While we couldn’t make it to last night’s opening of Nicola Dickson’s show at the ANU School of Art’s Foyer Gallery, we haven’t missed out entirely – Nikki’s kindly treated us to a little taste…





..and a pre-opening peek at the install…




Currently a candidate for PhD in the ANU School of Art’s Postgraduate Program, Nikki’s not long returned from a two week fieldwork trip to the Victoria & Albert Museum in London. We can’t wait to see what lusciousness evolves from that…


Meanwhile, for the intellectually curious, we’ve dropped in the artist statement below…

‘Other’ Visions 

The term exotic carries with it connotations of foreignness, excitement and an attractive strangeness. The exotic is not an inherent quality found in particular people, objects or places rather it is a particular form of perception that originated in the European mind when confronted with the ‘other’ Pacific or Australasian person, plant, animal, or artefact.

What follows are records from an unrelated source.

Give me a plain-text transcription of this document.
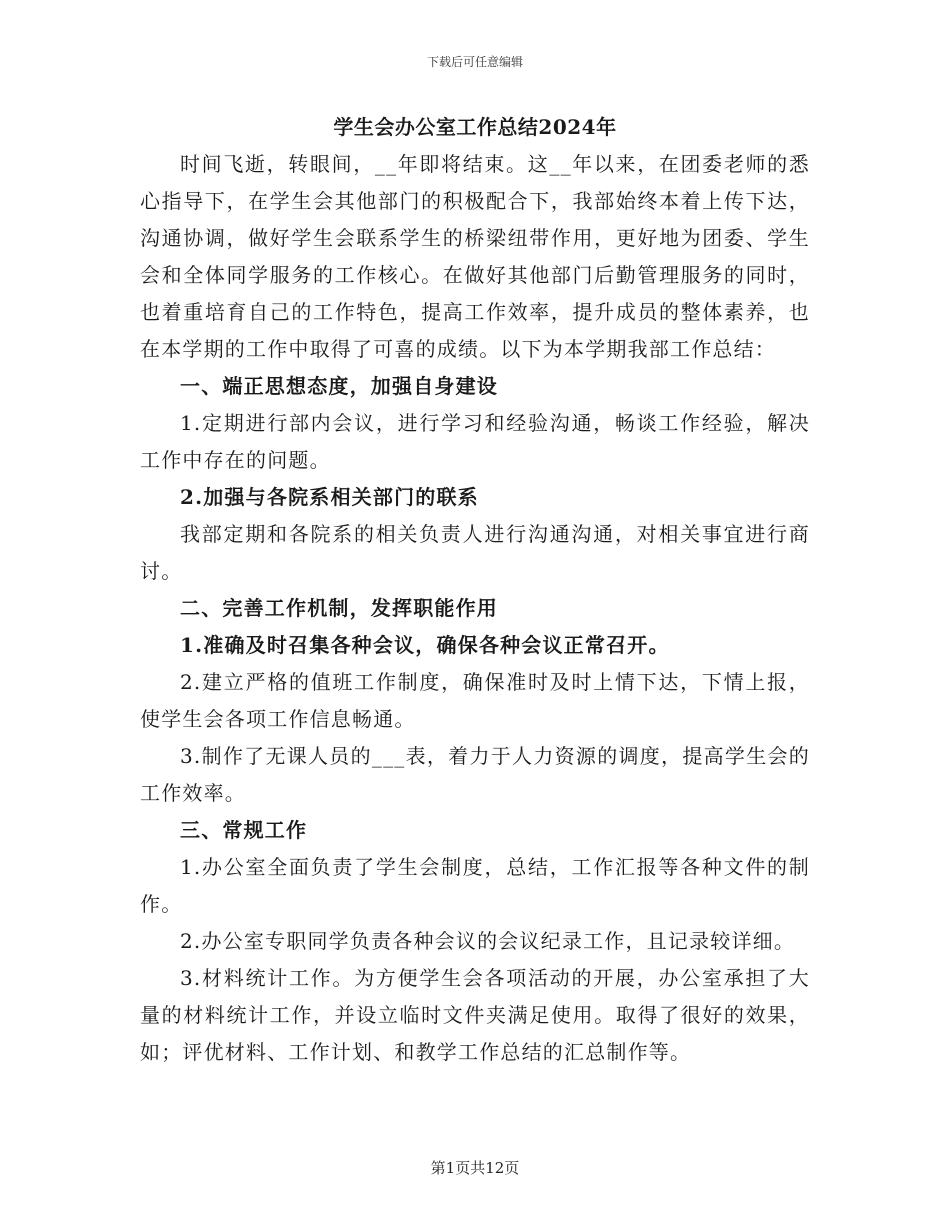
下载后可任意编辑
学生会办公室工作总结2024年

时间飞逝，转眼间，__年即将结束。这__年以来，在团委老师的悉心指导下，在学生会其他部门的积极配合下，我部始终本着上传下达，沟通协调，做好学生会联系学生的桥梁纽带作用，更好地为团委、学生会和全体同学服务的工作核心。在做好其他部门后勤管理服务的同时，也着重培育自己的工作特色，提高工作效率，提升成员的整体素养，也在本学期的工作中取得了可喜的成绩。以下为本学期我部工作总结：

一、端正思想态度，加强自身建设

1.定期进行部内会议，进行学习和经验沟通，畅谈工作经验，解决工作中存在的问题。

2.加强与各院系相关部门的联系

我部定期和各院系的相关负责人进行沟通沟通，对相关事宜进行商讨。

二、完善工作机制，发挥职能作用

1.准确及时召集各种会议，确保各种会议正常召开。

2.建立严格的值班工作制度，确保准时及时上情下达，下情上报，使学生会各项工作信息畅通。

3.制作了无课人员的___表，着力于人力资源的调度，提高学生会的工作效率。

三、常规工作

1.办公室全面负责了学生会制度，总结，工作汇报等各种文件的制作。

2.办公室专职同学负责各种会议的会议纪录工作，且记录较详细。

3.材料统计工作。为方便学生会各项活动的开展，办公室承担了大量的材料统计工作，并设立临时文件夹满足使用。取得了很好的效果，如；评优材料、工作计划、和教学工作总结的汇总制作等。

第1页共12页
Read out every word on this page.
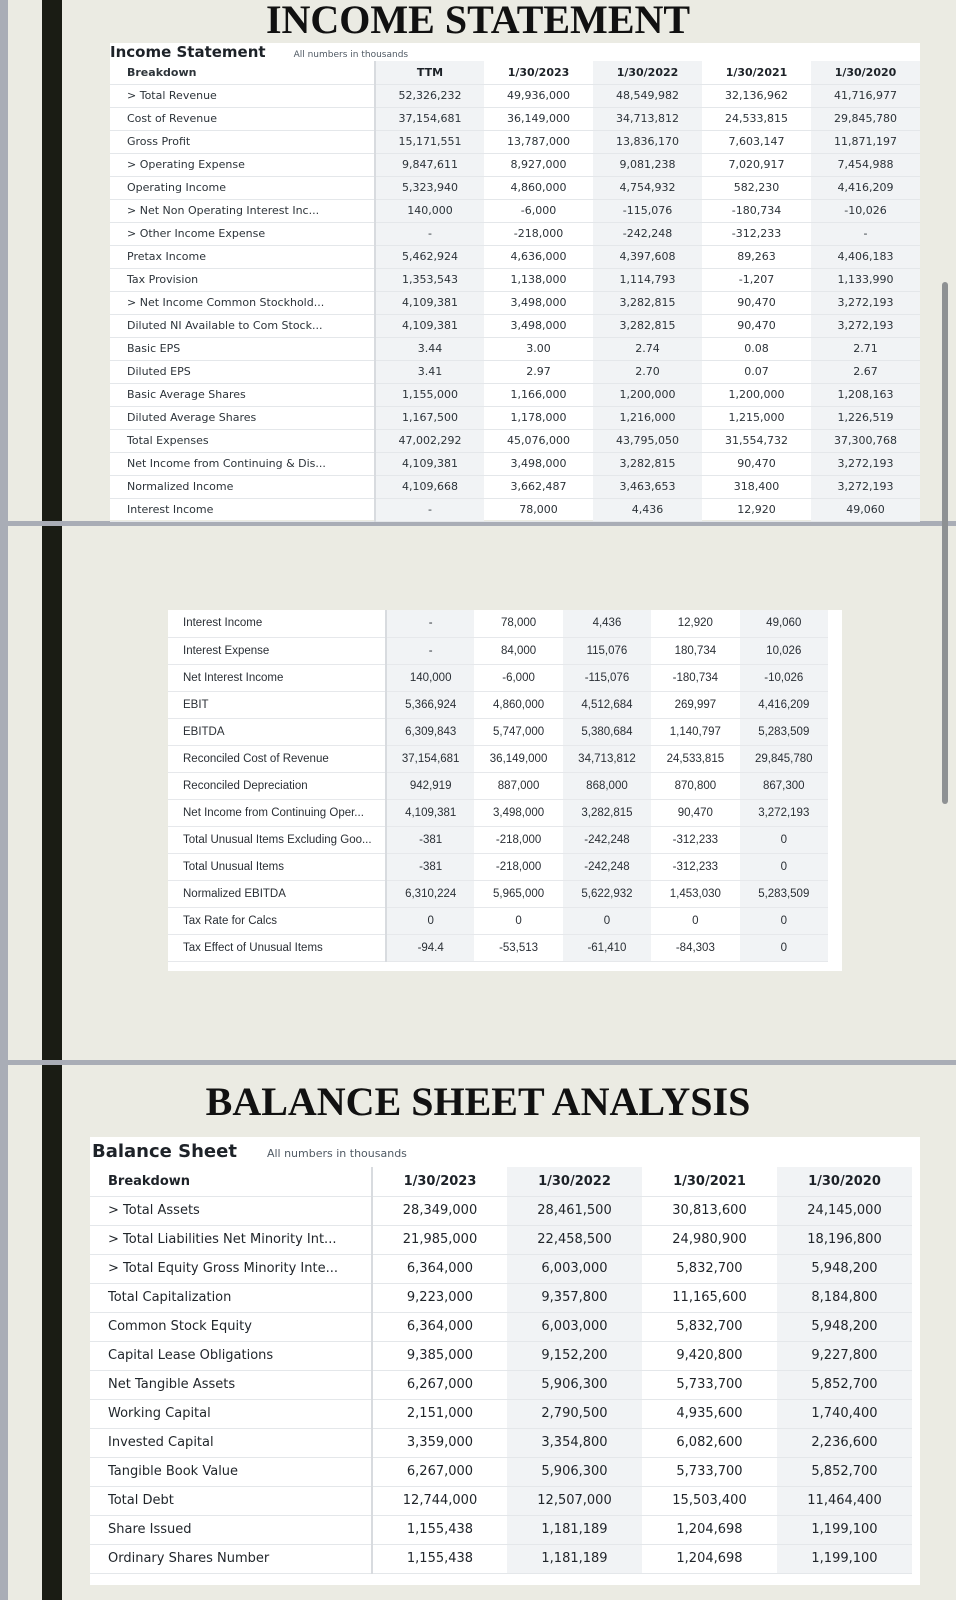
INCOME STATEMENT
Income Statement	All numbers in thousands
Breakdown	TTM	1/30/2023	1/30/2022	1/30/2021	1/30/2020
> Total Revenue	52,326,232	49,936,000	48,549,982	32,136,962	41,716,977
Cost of Revenue	37,154,681	36,149,000	34,713,812	24,533,815	29,845,780
Gross Profit	15,171,551	13,787,000	13,836,170	7,603,147	11,871,197
> Operating Expense	9,847,611	8,927,000	9,081,238	7,020,917	7,454,988
Operating Income	5,323,940	4,860,000	4,754,932	582,230	4,416,209
> Net Non Operating Interest Inc...	140,000	-6,000	-115,076	-180,734	-10,026
> Other Income Expense	-	-218,000	-242,248	-312,233	-
Pretax Income	5,462,924	4,636,000	4,397,608	89,263	4,406,183
Tax Provision	1,353,543	1,138,000	1,114,793	-1,207	1,133,990
> Net Income Common Stockhold...	4,109,381	3,498,000	3,282,815	90,470	3,272,193
Diluted NI Available to Com Stock...	4,109,381	3,498,000	3,282,815	90,470	3,272,193
Basic EPS	3.44	3.00	2.74	0.08	2.71
Diluted EPS	3.41	2.97	2.70	0.07	2.67
Basic Average Shares	1,155,000	1,166,000	1,200,000	1,200,000	1,208,163
Diluted Average Shares	1,167,500	1,178,000	1,216,000	1,215,000	1,226,519
Total Expenses	47,002,292	45,076,000	43,795,050	31,554,732	37,300,768
Net Income from Continuing & Dis...	4,109,381	3,498,000	3,282,815	90,470	3,272,193
Normalized Income	4,109,668	3,662,487	3,463,653	318,400	3,272,193
Interest Income	-	78,000	4,436	12,920	49,060
Interest Income	-	78,000	4,436	12,920	49,060
Interest Expense	-	84,000	115,076	180,734	10,026
Net Interest Income	140,000	-6,000	-115,076	-180,734	-10,026
EBIT	5,366,924	4,860,000	4,512,684	269,997	4,416,209
EBITDA	6,309,843	5,747,000	5,380,684	1,140,797	5,283,509
Reconciled Cost of Revenue	37,154,681	36,149,000	34,713,812	24,533,815	29,845,780
Reconciled Depreciation	942,919	887,000	868,000	870,800	867,300
Net Income from Continuing Oper...	4,109,381	3,498,000	3,282,815	90,470	3,272,193
Total Unusual Items Excluding Goo...	-381	-218,000	-242,248	-312,233	0
Total Unusual Items	-381	-218,000	-242,248	-312,233	0
Normalized EBITDA	6,310,224	5,965,000	5,622,932	1,453,030	5,283,509
Tax Rate for Calcs	0	0	0	0	0
Tax Effect of Unusual Items	-94.4	-53,513	-61,410	-84,303	0
BALANCE SHEET ANALYSIS
Balance Sheet	All numbers in thousands
Breakdown	1/30/2023	1/30/2022	1/30/2021	1/30/2020
> Total Assets	28,349,000	28,461,500	30,813,600	24,145,000
> Total Liabilities Net Minority Int...	21,985,000	22,458,500	24,980,900	18,196,800
> Total Equity Gross Minority Inte...	6,364,000	6,003,000	5,832,700	5,948,200
Total Capitalization	9,223,000	9,357,800	11,165,600	8,184,800
Common Stock Equity	6,364,000	6,003,000	5,832,700	5,948,200
Capital Lease Obligations	9,385,000	9,152,200	9,420,800	9,227,800
Net Tangible Assets	6,267,000	5,906,300	5,733,700	5,852,700
Working Capital	2,151,000	2,790,500	4,935,600	1,740,400
Invested Capital	3,359,000	3,354,800	6,082,600	2,236,600
Tangible Book Value	6,267,000	5,906,300	5,733,700	5,852,700
Total Debt	12,744,000	12,507,000	15,503,400	11,464,400
Share Issued	1,155,438	1,181,189	1,204,698	1,199,100
Ordinary Shares Number	1,155,438	1,181,189	1,204,698	1,199,100
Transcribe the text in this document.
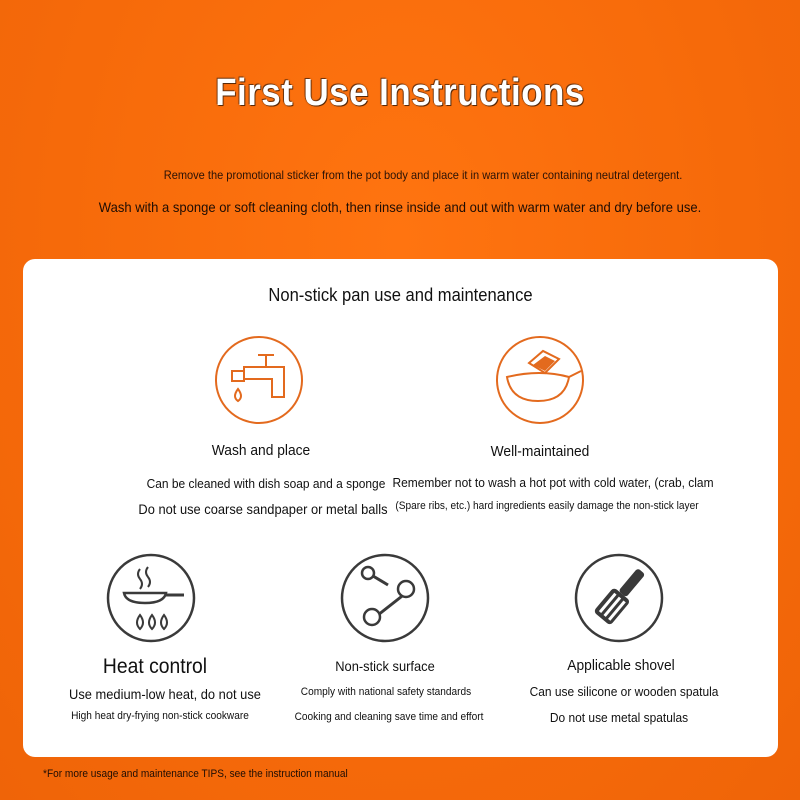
First Use Instructions
Remove the promotional sticker from the pot body and place it in warm water containing neutral detergent.
Wash with a sponge or soft cleaning cloth, then rinse inside and out with warm water and dry before use.
Non-stick pan use and maintenance
Wash and place
Can be cleaned with dish soap and a sponge
Do not use coarse sandpaper or metal balls
Well-maintained
Remember not to wash a hot pot with cold water, (crab, clam
(Spare ribs, etc.) hard ingredients easily damage the non-stick layer
Heat control
Use medium-low heat, do not use
High heat dry-frying non-stick cookware
Non-stick surface
Comply with national safety standards
Cooking and cleaning save time and effort
Applicable shovel
Can use silicone or wooden spatula
Do not use metal spatulas
*For more usage and maintenance TIPS, see the instruction manual
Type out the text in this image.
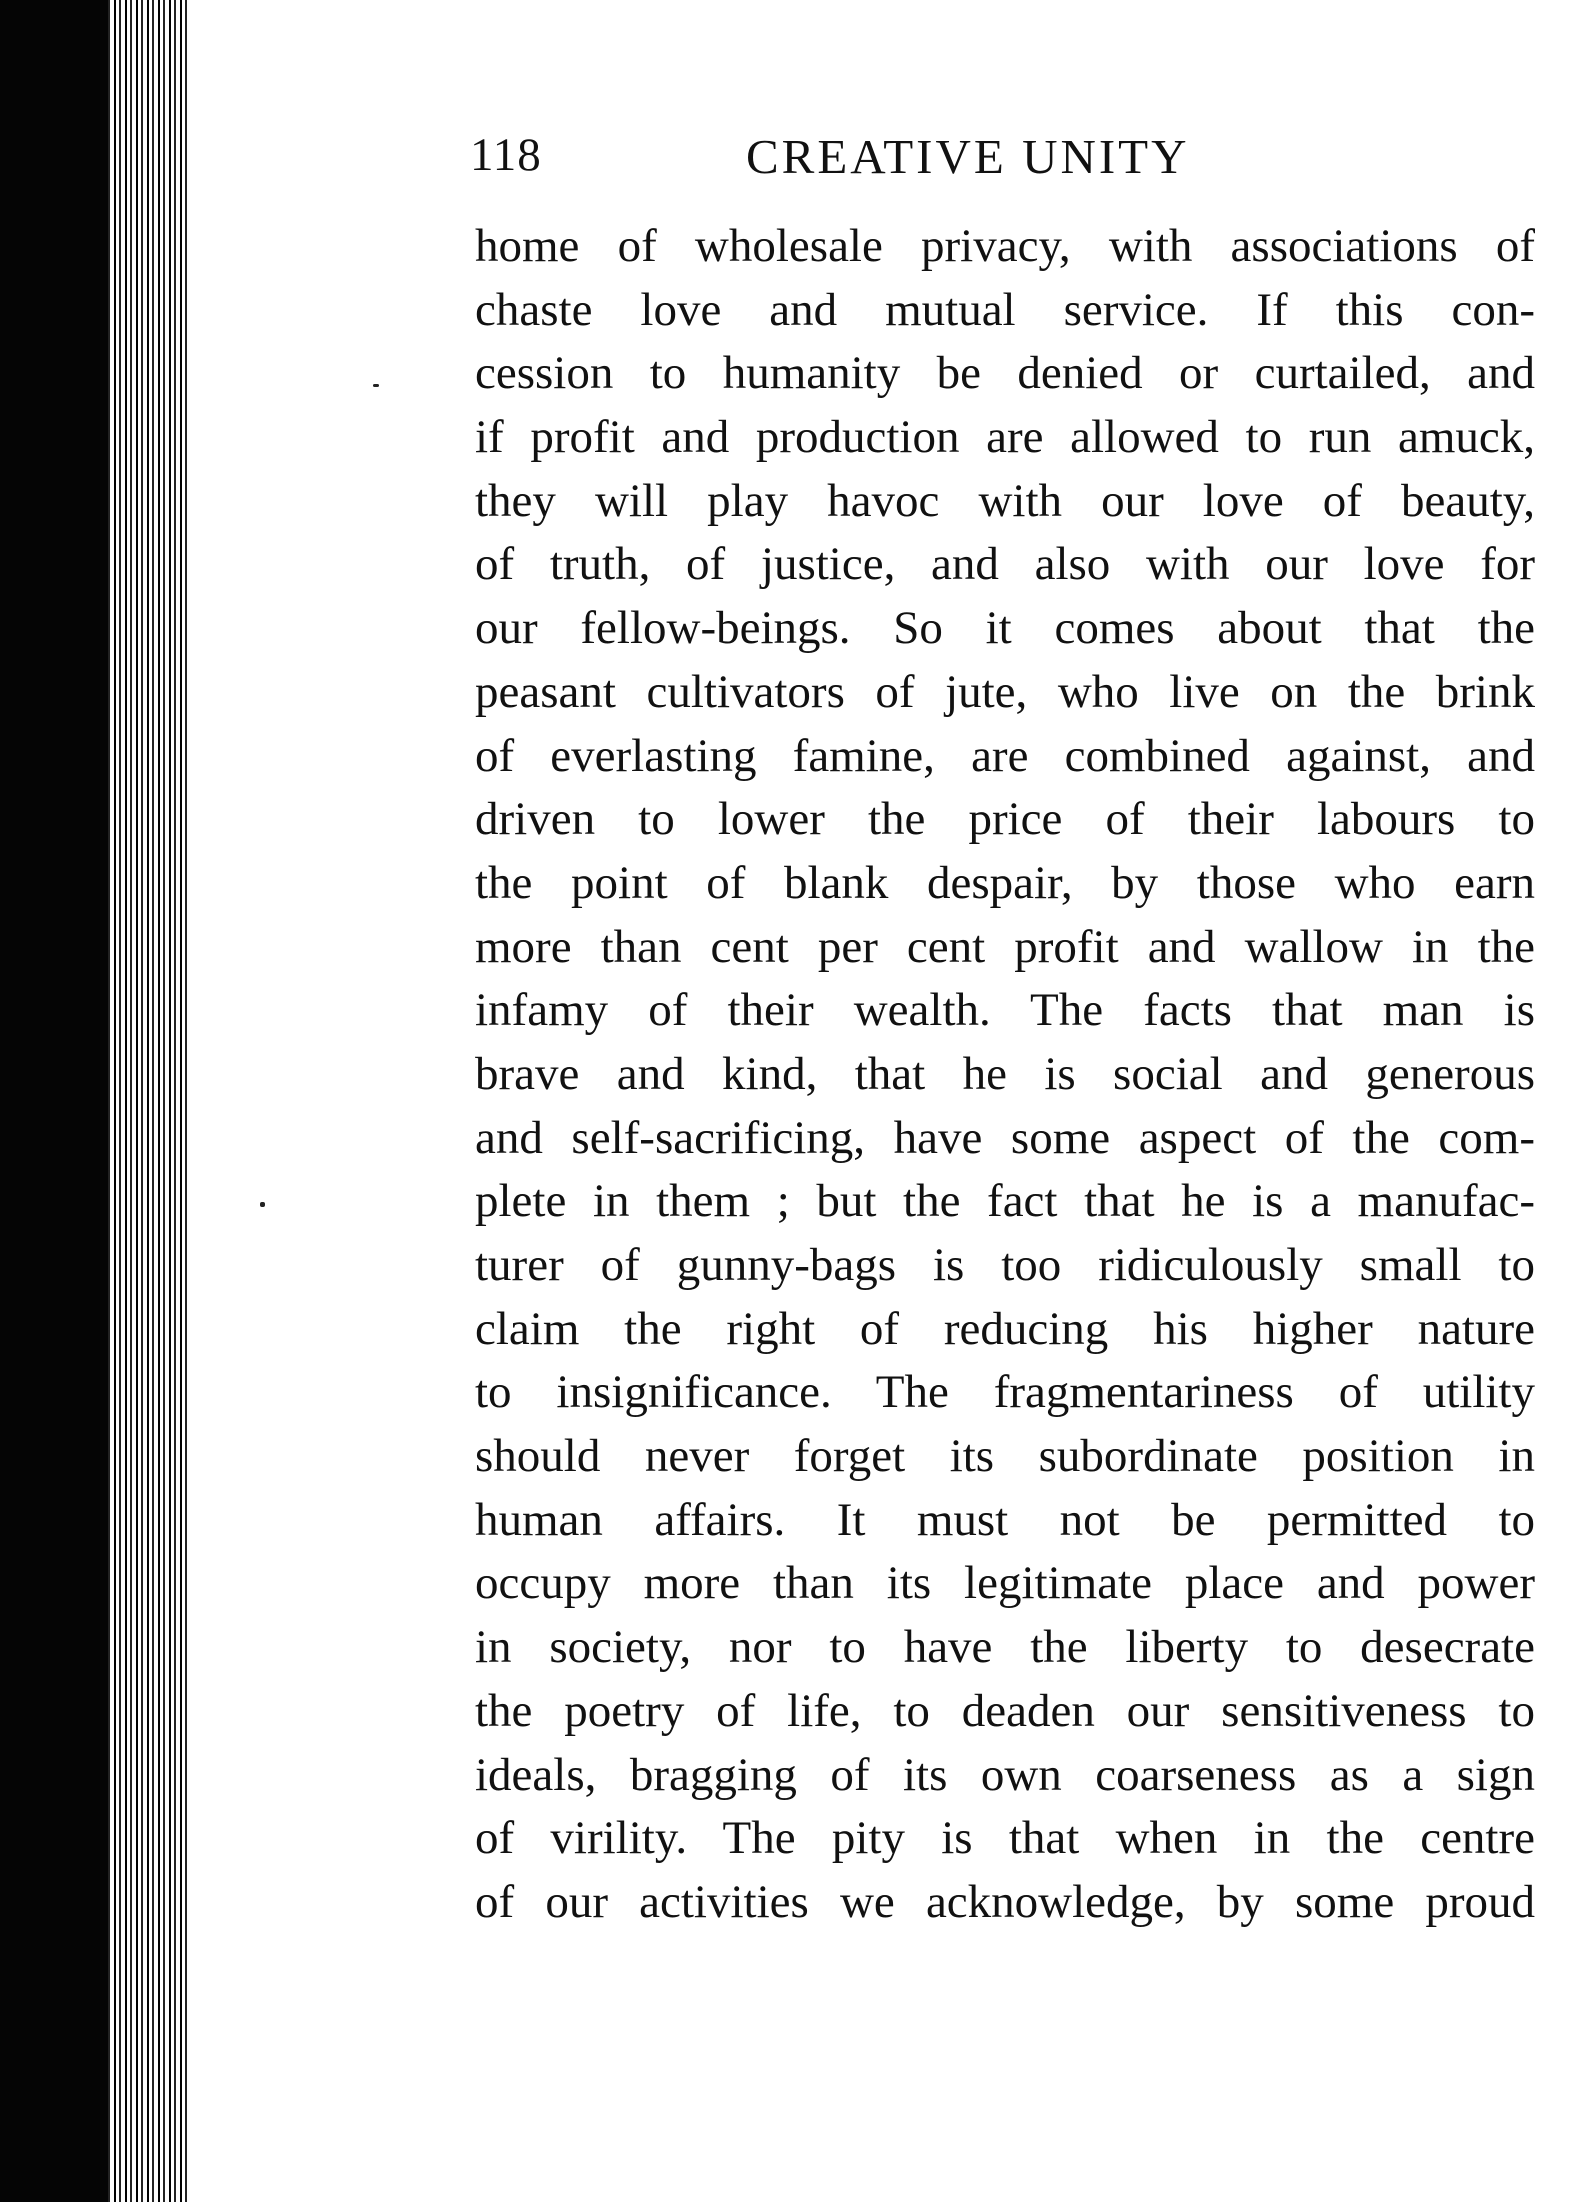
118	CREATIVE UNITY
home of wholesale privacy, with associations of
chaste love and mutual service. If this con-
cession to humanity be denied or curtailed, and
if profit and production are allowed to run amuck,
they will play havoc with our love of beauty,
of truth, of justice, and also with our love for
our fellow-beings. So it comes about that the
peasant cultivators of jute, who live on the brink
of everlasting famine, are combined against, and
driven to lower the price of their labours to
the point of blank despair, by those who earn
more than cent per cent profit and wallow in the
infamy of their wealth. The facts that man is
brave and kind, that he is social and generous
and self-sacrificing, have some aspect of the com-
plete in them ; but the fact that he is a manufac-
turer of gunny-bags is too ridiculously small to
claim the right of reducing his higher nature
to insignificance. The fragmentariness of utility
should never forget its subordinate position in
human affairs. It must not be permitted to
occupy more than its legitimate place and power
in society, nor to have the liberty to desecrate
the poetry of life, to deaden our sensitiveness to
ideals, bragging of its own coarseness as a sign
of virility. The pity is that when in the centre
of our activities we acknowledge, by some proud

Identification of the strange or unusual exotic ‘other’ is made by comparison to things and people that are usual and familiar.  The very strangeness and unfamiliarity of the ‘other’ becomes attractive and desirable.

The cultural lure of the exotic ‘other’ was, and is, a strange, paradoxical blend of the empirical and the fantastic.  This exhibition engages with how assumptions formed concerning the ‘other’ person or artefact from elsewhere were constructed and presented to 18th and 19th century European audiences.  This predominately occurred in the context the natural history museum.  In this period there was no distinction made between specimens of plants, animals, people or their material culture; all were considered revelatory of the diversity found in nature.  Artefacts from ‘elsewhere’ were presented as a fantastic jumble of ‘curiosities’. Factual information was interpreted and inevitably perceived through European conventions and desires.